For most of their life, they lived in metropolitan New York where they met. She followed his life early in their marriage, living where his career took them, but his wife long wanted to live in the Sangre de Cristo mountains outside of Santa Fe, and to establish a spiritual community, to find a more holistic way of living than mid-town Manhattan offered.
After many, many years, it finally opened up and they moved. They bought an old house, which need lots of work, but it was, as he says, “a perfect refuge”.
Bernie writes, “We arrived on Monday and moved into our house on Tuesday. The following Sunday, as we were hanging pictures on the wall, Jishu (his wife) complained of chest pains. She was hurried to the hospital, where the doctors verified that she had suffered a major heart attack. For the next four days she seemed to get stronger and better. But on Thursday night Jishu suffered a second heart attack, and she left this form of existence on Friday night, the first day of spring, four days shy of her fifty-seventh birthday.
People ask me how I’m doing. It takes a while for me to reply, for it’s hard to answer them in word. Finally, I tell them I’m bearing witness.
But how do you feel, they ask me.
I’m raw, I tell them.”
Do you feel sad?”
I shake my head. Raw doesn’t feel good or bad. Raw is the smell of the lilacs by the back door, not six feet away from the relics on the mantel. Raw is listening to Mahler’s Fourth Symphony or the songs of Sweet Honey in the Rock. Raw is reading the hundreds of letters that come in, watching television alone at night.
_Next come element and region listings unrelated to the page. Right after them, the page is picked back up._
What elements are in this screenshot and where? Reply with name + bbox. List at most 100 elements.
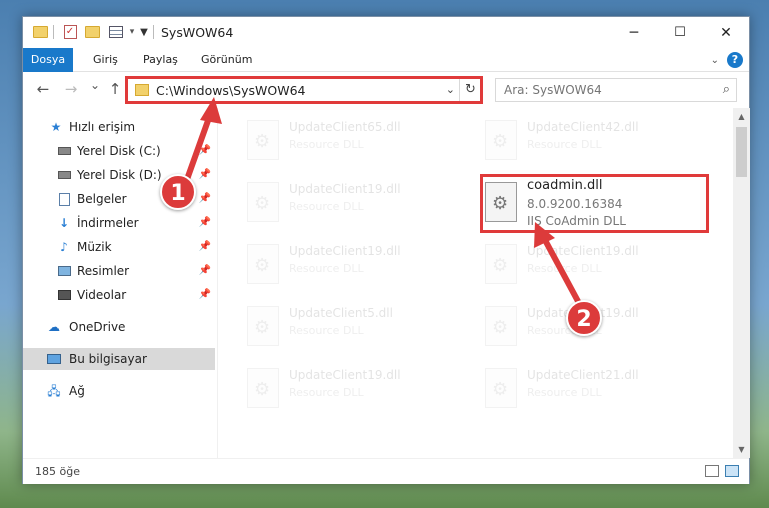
scroll-thumb[interactable] [736, 127, 747, 177]
file-description: Resource DLL [289, 200, 364, 213]
documents-icon [57, 192, 71, 206]
status-bar: 185 öğe [23, 458, 749, 484]
star-icon: ★ [50, 120, 62, 134]
file-item[interactable]: UpdateClient65.dll Resource DLL [243, 116, 463, 166]
pin-icon[interactable]: 📌 [199, 164, 211, 186]
navigation-pane: ★ Hızlı erişim Yerel Disk (C:) 📌 Yerel D… [23, 108, 218, 458]
file-list: UpdateClient65.dll Resource DLL UpdateCl… [219, 108, 733, 458]
file-name: UpdateClient42.dll [527, 120, 639, 134]
vertical-scrollbar[interactable]: ▲ ▼ [733, 108, 750, 458]
sidebar-item-label: Bu bilgisayar [69, 352, 147, 366]
back-button[interactable]: ← [33, 80, 53, 98]
videos-icon [57, 288, 71, 302]
pin-icon[interactable]: 📌 [199, 140, 211, 162]
sidebar-item-pictures[interactable]: Resimler 📌 [23, 260, 215, 282]
tab-gorunum[interactable]: Görünüm [193, 48, 260, 72]
tab-giris[interactable]: Giriş [85, 48, 126, 72]
sidebar-item-network[interactable]: 🖧 Ağ [23, 380, 215, 402]
dll-file-icon [247, 306, 279, 346]
close-button[interactable]: ✕ [703, 17, 749, 48]
new-folder-icon[interactable] [83, 23, 101, 41]
file-item[interactable]: UpdateClient19.dll Resource DLL [481, 240, 701, 290]
file-item[interactable]: UpdateClient19.dll Resource DLL [243, 178, 463, 228]
pin-icon[interactable]: 📌 [199, 212, 211, 234]
toolbar-separator [53, 25, 54, 39]
large-icons-view-icon[interactable] [725, 465, 739, 477]
file-item[interactable]: UpdateClient19.dll Resource DLL [243, 364, 463, 414]
file-description: Resource DLL [289, 324, 364, 337]
dll-file-icon [485, 368, 517, 408]
properties-check-icon[interactable]: ✓ [61, 23, 79, 41]
sidebar-item-label: Resimler [77, 264, 130, 278]
scroll-down-icon[interactable]: ▼ [733, 441, 750, 458]
step-2-badge: 2 [566, 300, 602, 336]
computer-icon [47, 352, 61, 366]
file-item[interactable]: UpdateClient5.dll Resource DLL [243, 302, 463, 352]
sidebar-item-label: Müzik [77, 240, 112, 254]
sidebar-item-label: İndirmeler [77, 216, 139, 230]
sidebar-item-this-pc[interactable]: Bu bilgisayar [23, 348, 215, 370]
file-name: UpdateClient5.dll [289, 306, 393, 320]
dll-file-icon [485, 244, 517, 284]
search-icon[interactable]: ⌕ [723, 82, 730, 97]
file-item[interactable]: UpdateClient19.dll Resource DLL [243, 240, 463, 290]
sidebar-item-label: Belgeler [77, 192, 127, 206]
window-title: SysWOW64 [161, 25, 234, 40]
folder-icon [31, 23, 49, 41]
drive-icon [57, 144, 71, 158]
sidebar-item-quick-access[interactable]: ★ Hızlı erişim [23, 116, 215, 138]
sidebar-item-drive-c[interactable]: Yerel Disk (C:) 📌 [23, 140, 215, 162]
file-name: UpdateClient19.dll [289, 244, 401, 258]
file-description: Resource DLL [527, 386, 602, 399]
sidebar-item-label: Yerel Disk (D:) [77, 168, 162, 182]
tab-paylas[interactable]: Paylaş [135, 48, 186, 72]
sidebar-item-videos[interactable]: Videolar 📌 [23, 284, 215, 306]
expand-ribbon-icon[interactable]: ⌄ [711, 55, 719, 66]
title-separator [153, 25, 154, 39]
file-name: UpdateClient65.dll [289, 120, 401, 134]
sidebar-item-downloads[interactable]: ↓ İndirmeler 📌 [23, 212, 215, 234]
pin-icon[interactable]: 📌 [199, 236, 211, 258]
file-name: UpdateClient19.dll [289, 368, 401, 382]
forward-button[interactable]: → [61, 80, 81, 98]
search-input[interactable] [496, 79, 712, 101]
pin-icon[interactable]: 📌 [199, 284, 211, 306]
minimize-button[interactable]: ─ [611, 17, 657, 48]
scroll-up-icon[interactable]: ▲ [733, 108, 750, 125]
sidebar-item-label: Videolar [77, 288, 127, 302]
sidebar-item-label: Yerel Disk (C:) [77, 144, 161, 158]
navigation-bar: ← → ⌄ ↑ C:\Windows\SysWOW64 ⌄ ↻ ⌕ [23, 72, 749, 108]
quick-access-dropdown-icon[interactable]: ▼ [135, 23, 153, 41]
dll-file-icon [247, 244, 279, 284]
download-icon: ↓ [58, 216, 70, 230]
network-icon: 🖧 [47, 384, 61, 398]
up-button[interactable]: ↑ [105, 80, 125, 98]
maximize-button[interactable]: ☐ [657, 17, 703, 48]
address-highlight-box [125, 76, 483, 104]
recent-locations-button[interactable]: ⌄ [85, 78, 105, 92]
file-item[interactable]: UpdateClient42.dll Resource DLL [481, 116, 701, 166]
file-item[interactable]: UpdateClient21.dll Resource DLL [481, 364, 701, 414]
dll-file-icon [247, 182, 279, 222]
selected-file-highlight-box [480, 174, 709, 233]
sidebar-item-music[interactable]: ♪ Müzik 📌 [23, 236, 215, 258]
dll-file-icon [247, 120, 279, 160]
dll-file-icon [485, 306, 517, 346]
drive-icon [57, 168, 71, 182]
sidebar-item-label: OneDrive [69, 320, 126, 334]
explorer-window: ✓ ▾ ▼ SysWOW64 ─ ☐ ✕ Dosya Giriş Paylaş … [22, 16, 750, 484]
dll-file-icon [485, 120, 517, 160]
pin-icon[interactable]: 📌 [199, 260, 211, 282]
help-button[interactable]: ? [727, 52, 743, 68]
file-name: UpdateClient21.dll [527, 368, 639, 382]
file-description: Resource DLL [527, 138, 602, 151]
pin-icon[interactable]: 📌 [199, 188, 211, 210]
sidebar-item-label: Ağ [69, 384, 85, 398]
title-bar: ✓ ▾ ▼ SysWOW64 ─ ☐ ✕ [23, 17, 749, 48]
sidebar-item-onedrive[interactable]: ☁ OneDrive [23, 316, 215, 338]
details-view-icon[interactable] [705, 465, 719, 477]
file-name: UpdateClient19.dll [527, 244, 639, 258]
tab-dosya[interactable]: Dosya [23, 48, 73, 72]
search-box[interactable]: ⌕ [495, 78, 737, 102]
file-description: Resource DLL [289, 386, 364, 399]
I live in a house chosen by my wife, reflecting her tastes and wishes. My own choice would be a studio in New York City’s Bowery, not a house in a canyon overlooking a river. Those were the things Jishu wanted and Jishu is gone. So I live in her house- I call it Casa Jishu- and do the things she would have loved. I greet the dawn coming over the mountains, watch the hummingbirds, prune the lilac bushes. Each time I think of the smile on her face had she been here to do these things. Instead I do them, bearing witness to her presence and her absence.
How am I doing?”
I’m bearing witness. And the state of bearing witness is the state of love.”
It is a funny thing that when we are young, we are so intent on finding out who we are, establishing our own identity. And if we are lucky enough in the middle of our life to have profound love, whether with a spouse or good friends, we open ourselves intimately. After a few years, we find that we have become quite different people than we ever would have imagined that we would have become because we have loved and been loved. It is not the only way to live, but as Paul says, it is the more excellent way. Profound love is about being open to being changed by another; it is about letting yourself become the support that makes other people grow and flourish; it is about bringing out the higher spiritual capacities that we are meant to manifest.
This holiday may you draw upon your cloud of witnesses from the unbroken circle. May you remember the love you have been shown. May you become generous of spirit with those around you. May you outdo others around you in showing honor to those that have reflected love your way. Amen.